January 22, 2020 | FBN Insights | Kevin McNew

Ag Futures Steady In Overnight Trading

Perdue: No more farm aid after China trade deal

USDA Secretary Perdue: No More Farm Aid After China Trade Deal 

  • Following the signing of a Phase-1 trade deal, U.S. Agriculture Secretary Perdue said there is no need for a third year of trade-related aid for farmers.
  • According to Reuters, Secretary Perdue said that a aid package in 2020 is “unnecessary”.
  • It is widely assumed that China will start buying U.S. farm goods to meet the $40 billion in agricultural purchase agreements that it made.
  • It is widely believed that China, who buys the bulk of its U.S. agriculture products during the fall and early winter, will likely change the timing of its purchases.
  • The third tranche of a $16 billion MFP aid package announced in May, 2019 will be paid to farmers.
  • FBN’s Take On What It Means:  With the trade tensions between the US and China dissolving, FBN believes that the reducing farmer aid to compensate for trade induced financial hardships is logical.  While the details of committed Chinese purchases of US agricultural commodities are murky and will ultimately be guided by local demand and market prices, we believe that the final MFP payment has the ability to represent a material step toward normalization for the U.S. farmer.                         
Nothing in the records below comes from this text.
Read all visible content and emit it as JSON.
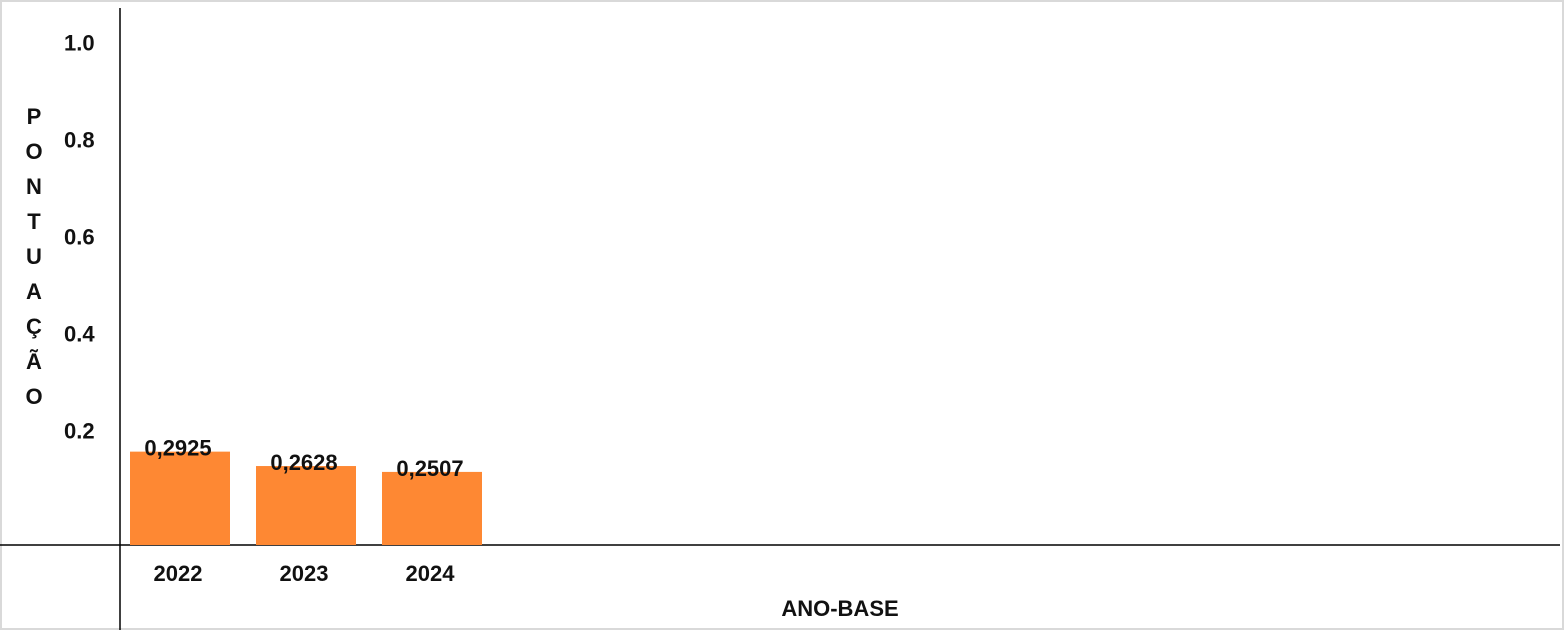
{
  "chart_data": {
    "type": "bar",
    "categories": [
      "2022",
      "2023",
      "2024"
    ],
    "values": [
      0.2925,
      0.2628,
      0.2507
    ],
    "data_labels": [
      "0,2925",
      "0,2628",
      "0,2507"
    ],
    "xlabel": "ANO-BASE",
    "ylabel_letters": [
      "P",
      "O",
      "N",
      "T",
      "U",
      "A",
      "Ç",
      "Ã",
      "O"
    ],
    "ytick_labels": [
      "1.0",
      "0.8",
      "0.6",
      "0.4",
      "0.2"
    ],
    "ylim": [
      0.1,
      1.1
    ],
    "grid": false,
    "bar_color": "#fe8833"
  }
}
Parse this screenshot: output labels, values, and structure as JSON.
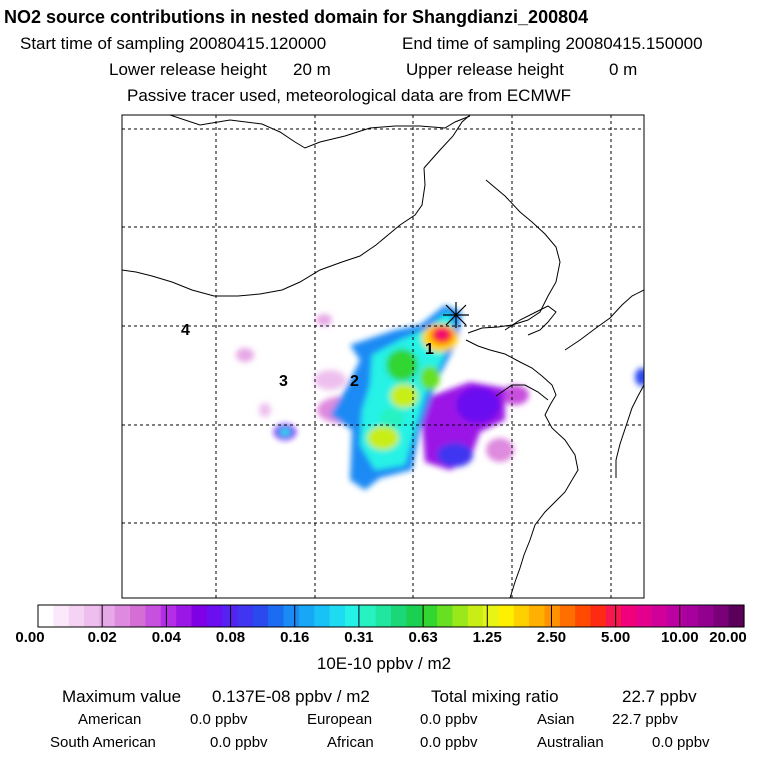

                                  

China Issues Biosafety Certificates for Domestic Corn & Soy GMO

  • China's agriculture ministry issued biosafety certificates for domestically grown, genetically modified (GMO) corn and soybean traits, moving closer to commercialization of GMO grain production.
  • Granting of the certificates is one of the last steps required before GMO products can be sold to farmers for planting.
  • The certificates were granted to a corn trait and a double-stacked corn product developed by local Chinese companies.
  • A local developed GMO soybean trait was also granted a biosafety certificate.
  • China granted biosafety certificates to its first GMO corn varieties in 2009, but never allowed them to reach the market because of public opposition.
  • Beijing is targeting commercialization of GMO corn and soybeans this year.  
  • China has long allowed GMO products to be imported for livestock feed.  
  • FBN’s Take On What It Means:  FBN believes that China’s adoption of local GMO corn and soybean genetics for domestic use represents a step toward more consistent yields and consistent corn and soybean production.  We also believe that this can be a negative to a neutral event for the U.S. corn producer as a more resilient Chinese corn crop can help stabilize local crop production which has the ability to reduce the already low demand for corn imports.